New ICMA handbook recommends best practices and disclosures to investors.
The International Capital Market Association (ICMA) has released updated guidelines for firms issuing green, social and sustainability-linked bonds to support climate transition strategies, setting out expectations on best practice and disclosures to investors.
The ‘Climate Transition Finance Handbook’ covers guidance to issuers raising funds for transition-related purposes, either via ‘use of proceeds’ bonds aligned with the Green and Social Bond Principles, or general corporate-purpose bonds issued in line with the Sustainability-Linked Bond Principles.
Recommendations in the handbook are based on four key elements. First, any issuer should provide details on climate transition strategy and governance, including plans to adapt its business model to support transition to a low-carbon economy. The handbook also recommends disclosure alignment with globally recognised reporting frameworks, such as the Task Force on Climate-related Financial Disclosures (TCFD).
Second, the issuer’s climate transition trajectory should incorporate material climate risks into its core business model, taking into account future scenarios with different levels of risk materiality. The report recommends disclosures guided by accounting standards bodies.
Third, the issuer’s transition strategy should be based on science-based targets and pathways, such as goals laid out by the Paris Agreement or the Science-Based Targets initiative (SBTi). The report recommends the planned trajectory to be quantitatively measurable over time, publicly disclosed and supported by independent verification.

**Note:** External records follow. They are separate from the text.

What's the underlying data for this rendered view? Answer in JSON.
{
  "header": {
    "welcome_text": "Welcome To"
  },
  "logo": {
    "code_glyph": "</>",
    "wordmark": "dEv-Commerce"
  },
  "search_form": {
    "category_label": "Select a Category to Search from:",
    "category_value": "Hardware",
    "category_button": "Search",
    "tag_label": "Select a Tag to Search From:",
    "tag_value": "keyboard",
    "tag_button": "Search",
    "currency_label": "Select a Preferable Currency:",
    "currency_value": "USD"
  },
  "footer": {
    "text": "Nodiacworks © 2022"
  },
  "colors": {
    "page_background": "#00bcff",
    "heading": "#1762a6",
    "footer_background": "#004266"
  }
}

Finally, the handbook advocates issuers provide transparency to investors on the investment implications of strategy implementation, including allocation of capital and operational expenditure decisions. It recommends such disclosures be made through the company’s annual report, website or sustainability report.
“With only a decade left to meet the goal of halving greenhouse gas emissions globally, the Climate Transition Finance Handbook is a timely document,” said Denise Odaro, Chair of the ICMA’s Green and Social Bond Principles Executive Committee.
“The Handbook comprises disclosure recommendations to facilitate the necessary flow of capital to issuers required to decarbonise and implement a climate transition strategy on the basis of a science-based alignment with the Paris Agreement,” she said.
Recommended disclosures in the Handbook are based on the work of the Climate Transition Finance Working Group, comprising representatives from over 80 entities in the capital markets, with support from the Green and Social Bond Principles Executive Committee.
ICMA is a trade association for the international capital market with over 600 member firms from over 60 countries, representing banks, issuers, asset managers, infrastructure providers and law firms.